Recueil publié en mars 2014 chez Dystopia Workshop, « Les chambres inquiètes » regroupe quatorze nouvelles de Lisa Tuttle, publiées à l’origine entre 1980 et 1990. À la différence du recueil précédent, « Ainsi naissent les fantômes », dont les six nouvelles alors inédites en français avaient été choisies et traduites par Mélanie Fazi, la traductrice Nathalie Serval a ici sélectionné (et revu lorsqu’utile) ses préférées parmi l’ensemble de celles qu’elle avait elle-même traduites à l’époque pour les éditions Denoël, nouvelles réparties dans divers recueils aujourd’hui tous épuisés.

Somptueusement illustrée par Stéphane Perger, cette réédition orientée prouve à nouveau, de façon éclatante, à quel point les récits insidieux de Lisa Tuttle constituent un élément essentiel du paysage fantastique et littéraire contemporain, et méritent vraiment d’être beaucoup mieux connus en France.

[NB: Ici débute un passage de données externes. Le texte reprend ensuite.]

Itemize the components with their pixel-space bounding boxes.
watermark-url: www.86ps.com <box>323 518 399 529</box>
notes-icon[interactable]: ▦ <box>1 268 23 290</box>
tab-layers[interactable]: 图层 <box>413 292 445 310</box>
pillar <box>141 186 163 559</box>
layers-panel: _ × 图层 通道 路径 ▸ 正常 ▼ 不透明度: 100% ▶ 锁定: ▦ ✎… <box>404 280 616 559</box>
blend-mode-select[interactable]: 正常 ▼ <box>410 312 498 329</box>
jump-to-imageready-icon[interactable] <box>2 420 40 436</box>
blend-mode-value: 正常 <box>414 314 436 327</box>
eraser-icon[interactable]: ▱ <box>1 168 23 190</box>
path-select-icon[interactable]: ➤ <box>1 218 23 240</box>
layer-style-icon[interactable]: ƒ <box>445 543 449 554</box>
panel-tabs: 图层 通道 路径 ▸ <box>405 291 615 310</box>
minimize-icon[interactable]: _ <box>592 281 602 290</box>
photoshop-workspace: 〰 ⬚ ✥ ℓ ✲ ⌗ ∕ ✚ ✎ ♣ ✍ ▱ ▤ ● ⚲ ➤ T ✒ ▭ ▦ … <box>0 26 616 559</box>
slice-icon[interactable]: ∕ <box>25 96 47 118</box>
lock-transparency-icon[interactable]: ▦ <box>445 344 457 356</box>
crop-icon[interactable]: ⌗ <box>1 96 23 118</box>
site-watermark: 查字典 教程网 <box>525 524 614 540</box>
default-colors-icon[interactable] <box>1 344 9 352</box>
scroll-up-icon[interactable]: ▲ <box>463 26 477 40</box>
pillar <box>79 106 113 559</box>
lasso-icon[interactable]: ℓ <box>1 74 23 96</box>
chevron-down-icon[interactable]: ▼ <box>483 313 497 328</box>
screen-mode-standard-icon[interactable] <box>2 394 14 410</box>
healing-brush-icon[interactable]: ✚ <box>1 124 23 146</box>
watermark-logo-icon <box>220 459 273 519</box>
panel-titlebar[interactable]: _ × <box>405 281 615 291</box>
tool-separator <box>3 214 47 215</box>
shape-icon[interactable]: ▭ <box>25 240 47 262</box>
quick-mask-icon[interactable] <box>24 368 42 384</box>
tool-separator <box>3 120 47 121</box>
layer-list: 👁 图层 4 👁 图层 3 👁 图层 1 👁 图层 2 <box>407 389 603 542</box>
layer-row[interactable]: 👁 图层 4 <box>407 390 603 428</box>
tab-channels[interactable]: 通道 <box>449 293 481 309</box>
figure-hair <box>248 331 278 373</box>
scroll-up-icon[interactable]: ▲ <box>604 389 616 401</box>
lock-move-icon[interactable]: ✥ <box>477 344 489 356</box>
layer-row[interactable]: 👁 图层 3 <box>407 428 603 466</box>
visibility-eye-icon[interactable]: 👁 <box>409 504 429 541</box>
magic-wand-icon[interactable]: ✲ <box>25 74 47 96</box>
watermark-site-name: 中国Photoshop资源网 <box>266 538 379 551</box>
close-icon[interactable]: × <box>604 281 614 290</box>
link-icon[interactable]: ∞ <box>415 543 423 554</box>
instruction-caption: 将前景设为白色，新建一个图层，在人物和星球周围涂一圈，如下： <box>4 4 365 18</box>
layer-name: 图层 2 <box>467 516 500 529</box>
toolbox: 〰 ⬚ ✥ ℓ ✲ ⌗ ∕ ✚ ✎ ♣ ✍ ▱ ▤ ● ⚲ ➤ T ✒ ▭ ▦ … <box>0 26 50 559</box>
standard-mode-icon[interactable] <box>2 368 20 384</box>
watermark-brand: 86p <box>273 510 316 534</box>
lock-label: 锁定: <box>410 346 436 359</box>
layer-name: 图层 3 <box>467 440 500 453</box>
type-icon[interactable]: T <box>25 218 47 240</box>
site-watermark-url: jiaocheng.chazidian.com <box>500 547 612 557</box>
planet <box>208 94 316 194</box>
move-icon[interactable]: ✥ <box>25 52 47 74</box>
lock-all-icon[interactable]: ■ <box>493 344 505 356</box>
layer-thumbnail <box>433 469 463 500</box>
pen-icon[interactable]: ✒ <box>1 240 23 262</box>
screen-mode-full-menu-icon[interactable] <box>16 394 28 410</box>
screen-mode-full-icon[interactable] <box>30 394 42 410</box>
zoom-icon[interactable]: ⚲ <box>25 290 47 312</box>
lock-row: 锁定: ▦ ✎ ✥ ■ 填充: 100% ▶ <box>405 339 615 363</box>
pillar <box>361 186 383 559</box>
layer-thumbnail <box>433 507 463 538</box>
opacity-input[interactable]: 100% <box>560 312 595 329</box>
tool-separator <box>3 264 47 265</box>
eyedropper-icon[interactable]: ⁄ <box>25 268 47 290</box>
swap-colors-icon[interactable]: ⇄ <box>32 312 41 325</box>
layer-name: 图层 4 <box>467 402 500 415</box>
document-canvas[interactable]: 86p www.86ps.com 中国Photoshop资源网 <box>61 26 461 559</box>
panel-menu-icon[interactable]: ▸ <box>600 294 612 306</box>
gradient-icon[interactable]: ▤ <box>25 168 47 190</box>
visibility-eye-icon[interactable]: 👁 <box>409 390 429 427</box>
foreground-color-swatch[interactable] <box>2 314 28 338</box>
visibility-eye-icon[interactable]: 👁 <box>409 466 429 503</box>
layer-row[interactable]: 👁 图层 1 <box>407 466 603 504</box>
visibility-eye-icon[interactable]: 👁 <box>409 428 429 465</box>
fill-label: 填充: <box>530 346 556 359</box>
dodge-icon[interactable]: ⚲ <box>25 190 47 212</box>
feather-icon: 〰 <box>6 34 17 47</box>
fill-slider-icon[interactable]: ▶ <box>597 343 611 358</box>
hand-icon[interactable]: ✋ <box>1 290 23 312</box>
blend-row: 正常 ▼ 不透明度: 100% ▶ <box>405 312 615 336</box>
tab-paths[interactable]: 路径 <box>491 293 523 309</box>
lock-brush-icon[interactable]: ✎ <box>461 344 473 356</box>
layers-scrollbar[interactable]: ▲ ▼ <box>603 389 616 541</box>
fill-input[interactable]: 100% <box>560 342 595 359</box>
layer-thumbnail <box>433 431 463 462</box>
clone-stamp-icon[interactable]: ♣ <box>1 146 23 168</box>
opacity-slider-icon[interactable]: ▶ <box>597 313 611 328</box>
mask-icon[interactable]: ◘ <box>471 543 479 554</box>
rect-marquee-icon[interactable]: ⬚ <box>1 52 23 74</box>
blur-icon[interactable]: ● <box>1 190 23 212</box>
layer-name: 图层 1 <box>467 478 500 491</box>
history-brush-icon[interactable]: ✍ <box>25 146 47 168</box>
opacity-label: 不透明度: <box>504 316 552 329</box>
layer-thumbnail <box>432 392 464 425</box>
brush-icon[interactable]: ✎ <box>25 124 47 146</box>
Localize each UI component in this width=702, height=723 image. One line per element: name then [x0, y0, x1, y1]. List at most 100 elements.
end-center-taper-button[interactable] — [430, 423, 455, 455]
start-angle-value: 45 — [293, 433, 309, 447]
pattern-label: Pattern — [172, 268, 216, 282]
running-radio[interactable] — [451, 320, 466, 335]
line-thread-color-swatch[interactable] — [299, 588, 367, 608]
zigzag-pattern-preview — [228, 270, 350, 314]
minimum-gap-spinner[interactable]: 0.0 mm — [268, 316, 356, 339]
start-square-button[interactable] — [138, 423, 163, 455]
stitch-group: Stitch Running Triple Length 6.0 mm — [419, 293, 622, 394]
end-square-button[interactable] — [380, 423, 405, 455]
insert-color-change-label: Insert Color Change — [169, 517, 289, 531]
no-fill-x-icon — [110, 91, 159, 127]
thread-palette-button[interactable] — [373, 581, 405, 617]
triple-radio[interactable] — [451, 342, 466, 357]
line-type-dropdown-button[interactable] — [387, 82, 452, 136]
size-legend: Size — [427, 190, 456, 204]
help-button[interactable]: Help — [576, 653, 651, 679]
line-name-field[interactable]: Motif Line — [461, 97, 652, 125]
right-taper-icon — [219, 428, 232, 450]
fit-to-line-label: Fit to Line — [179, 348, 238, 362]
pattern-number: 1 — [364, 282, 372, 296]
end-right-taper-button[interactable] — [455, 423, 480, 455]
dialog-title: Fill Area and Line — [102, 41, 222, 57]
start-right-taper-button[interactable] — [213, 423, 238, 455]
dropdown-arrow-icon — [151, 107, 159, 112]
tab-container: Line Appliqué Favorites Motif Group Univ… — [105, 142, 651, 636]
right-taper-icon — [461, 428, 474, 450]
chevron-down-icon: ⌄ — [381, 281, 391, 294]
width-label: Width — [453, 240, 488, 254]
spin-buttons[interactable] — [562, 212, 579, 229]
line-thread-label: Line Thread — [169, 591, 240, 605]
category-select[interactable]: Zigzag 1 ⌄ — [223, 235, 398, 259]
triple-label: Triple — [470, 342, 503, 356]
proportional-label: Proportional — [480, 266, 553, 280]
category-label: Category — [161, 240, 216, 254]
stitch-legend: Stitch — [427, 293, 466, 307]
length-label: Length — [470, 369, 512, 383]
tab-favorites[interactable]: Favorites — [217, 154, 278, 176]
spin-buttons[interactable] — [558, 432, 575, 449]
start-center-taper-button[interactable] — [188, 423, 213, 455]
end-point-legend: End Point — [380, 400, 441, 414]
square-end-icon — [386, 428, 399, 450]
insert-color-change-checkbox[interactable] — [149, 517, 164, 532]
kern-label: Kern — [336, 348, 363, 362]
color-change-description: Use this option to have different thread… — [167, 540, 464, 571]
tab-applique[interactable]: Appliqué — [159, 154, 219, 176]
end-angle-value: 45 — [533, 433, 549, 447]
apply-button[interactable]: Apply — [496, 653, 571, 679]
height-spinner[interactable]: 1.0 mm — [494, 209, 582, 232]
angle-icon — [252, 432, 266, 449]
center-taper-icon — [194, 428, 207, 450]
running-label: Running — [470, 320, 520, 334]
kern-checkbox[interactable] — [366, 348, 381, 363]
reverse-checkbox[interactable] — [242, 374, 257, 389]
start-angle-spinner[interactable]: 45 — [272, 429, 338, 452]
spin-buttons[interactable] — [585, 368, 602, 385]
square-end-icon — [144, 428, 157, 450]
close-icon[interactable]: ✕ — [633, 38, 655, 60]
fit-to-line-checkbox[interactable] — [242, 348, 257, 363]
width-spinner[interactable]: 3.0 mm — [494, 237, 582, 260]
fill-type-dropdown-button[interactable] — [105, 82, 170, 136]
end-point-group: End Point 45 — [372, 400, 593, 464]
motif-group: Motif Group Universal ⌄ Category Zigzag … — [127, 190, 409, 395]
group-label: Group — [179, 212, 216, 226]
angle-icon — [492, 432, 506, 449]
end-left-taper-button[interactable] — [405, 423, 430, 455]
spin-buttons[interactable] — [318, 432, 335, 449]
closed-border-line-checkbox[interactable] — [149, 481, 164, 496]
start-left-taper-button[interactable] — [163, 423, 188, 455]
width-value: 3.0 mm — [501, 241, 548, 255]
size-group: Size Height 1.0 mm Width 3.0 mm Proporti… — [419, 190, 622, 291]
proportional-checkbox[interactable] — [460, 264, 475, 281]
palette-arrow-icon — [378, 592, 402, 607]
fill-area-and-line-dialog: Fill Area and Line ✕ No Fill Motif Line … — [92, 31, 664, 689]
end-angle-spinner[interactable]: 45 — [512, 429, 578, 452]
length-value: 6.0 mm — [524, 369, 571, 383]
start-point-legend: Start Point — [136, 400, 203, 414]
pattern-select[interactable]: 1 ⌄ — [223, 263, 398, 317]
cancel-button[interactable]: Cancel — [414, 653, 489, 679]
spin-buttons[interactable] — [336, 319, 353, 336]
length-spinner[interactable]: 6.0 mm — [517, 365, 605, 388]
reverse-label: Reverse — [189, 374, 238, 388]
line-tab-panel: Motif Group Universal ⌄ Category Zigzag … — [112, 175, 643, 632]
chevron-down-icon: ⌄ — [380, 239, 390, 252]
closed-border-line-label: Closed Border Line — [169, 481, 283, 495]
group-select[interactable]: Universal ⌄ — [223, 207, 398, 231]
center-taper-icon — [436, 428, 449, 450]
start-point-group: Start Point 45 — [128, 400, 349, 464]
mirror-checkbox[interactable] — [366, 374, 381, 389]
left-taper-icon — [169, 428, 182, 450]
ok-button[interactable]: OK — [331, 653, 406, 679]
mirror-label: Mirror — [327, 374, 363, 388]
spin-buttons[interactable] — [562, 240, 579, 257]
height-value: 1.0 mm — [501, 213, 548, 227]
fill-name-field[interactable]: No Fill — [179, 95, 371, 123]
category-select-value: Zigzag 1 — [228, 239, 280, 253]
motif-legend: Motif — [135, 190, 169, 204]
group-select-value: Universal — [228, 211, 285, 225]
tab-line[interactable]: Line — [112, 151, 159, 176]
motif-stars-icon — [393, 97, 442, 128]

Les trois nouvelles les plus anciennes, parues originellement en 1980, plantent déjà fermement un décor caractéristique d’une bonne partie de ces textes de fantastique souvent très discret, immergé dans un quotidien familial où la bascule vers la folie survient à petits pas rapprochés, et n’apparaît vraiment que lorsqu’il est trop tard pour reculer. « Un nid d’insectes », qui ouvre le recueil, se saisissant d’un détail apparemment anodin, comme l’observation du combat entre une guêpe et une araignée, tisse une redoutable toile à laquelle nul – et surtout pas le lecteur – n’échappera. « Propriété commune » est bien différente, et repose sur un art subtil, qui transforme ce qui pourrait apparaître d’abord comme une boutade à propos d’une situation terriblement ordinaire (« le partage des biens en cas de divorce »), en une porte ouverte sur l’horreur de l’égoïsme décomplexé, celui dont la « Fable des Abeilles » de Mandeville prétend encore aujourd’hui faire le moteur du monde. Mais c’est peut-être la troisième, « L’autre mère », qui, assumant plus volontiers le classicisme d’un thème fantastique apparent (le fantôme), réussit le mieux à tracer en petites touches décisives la transformation d’angoisses familiales banales en gouffre béant d’étrangeté intérieure. Jusqu’aux derniers mots de la nouvelle, Lisa Tuttle nous rappelle l’un de ses constants leitmotivs : la frontière entre la santé mentale et la folie, si elle doit exister, est avant tout une affaire d’orientation du point de vue et de possible changement de perspective.

perger détail

« Elle se remit en marche et, ayant atteint le perron, elle frappa deux coups décidés contre la porte grise dont le bois gauchissait.
Une vieille, très vieille femme, décharnée et visiblement malade, vint ouvrir. Ellen et elle se dévisagèrent en silence.
– Tante May ?
Une lueur de reconnaissance éclaira le regard de la femme qui secoua légèrement la tête.
– C’est Ellen, bien sûr !
Mais depuis quand sa tante était-elle si vieille ? » (« Un nid d’insectes »)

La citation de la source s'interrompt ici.